Serotonin Activity Is Correlated with Intestinal Stem Cell Proliferation in Small Intestinal Crypts

Abstract

INTRODUCTION: Increased serotonin activity enhances small intestinal (SI) mucosal growth and nutrient absorption, but the mechanism behind this observation is unknown. This study evaluated the effect of serotonin signaling on intestinal stem cell (ISC) number and proliferation in mouse SI crypts. We hypothesized that alterations in serotonin activity correspond to changes in ISC proliferation. METHODS: Lgr5-EGFP-reporter mice were administered intraperitoneal citalopram, a selective serotonin reuptake inhibitor (SSRI), to potentiate serotonin activity, or para-chlorophenylalanine (PCPA), to inhibit serotonin synthesis. Control animals received saline alone. After 14 days, mice were injected intraperitoneally with bromodeoxyuridine (BrdU) to label actively dividing cells, followed by SI harvest 1 hour later. Immunofluorescence staining and microscopy identified Lgr5-positive ISC and BrdU-positive proliferating cells in epithelial crypts.

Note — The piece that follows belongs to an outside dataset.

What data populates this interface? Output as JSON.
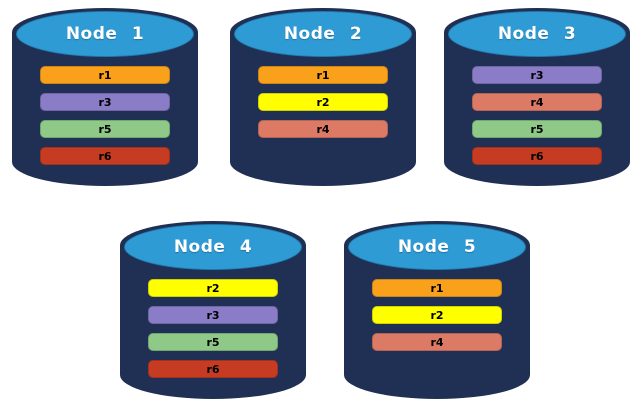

ISC proliferation was quantified by calculating the proportion of crypts per animal with ≥1 cell expressing Lgr5 and labeled with BrdU. RESULTS: Compared with controls, SSRI treatment was associated with more Lgr5-positive cells per crypt (4.8 ± 0.9 vs 3.1 ± 0.6 cells/crypt; p < 0.01), and PCPA treatment resulted in no difference (3.5 ± 1.3 vs 3.1 ± 0.6 cells/crypt; p = 0.11); 66.6% of crypts in control animals did not contain proliferating stem cells. SSRI treatment was associated with a greater number of crypts exhibiting ISC proliferation (60.0% vs 33.3%; p < 0.01), and PCPA treatment was associated with fewer crypts containing proliferating ISCs (16.7% vs 33.3%; p < 0.01) compared with controls (Figure).FigureCONCLUSION: Serotonin activity is directly correlated with ISC proliferation in SI crypts. Modulation of stem cell activity with SSRIs may have therapeutic potential in patients who undergo SI resection.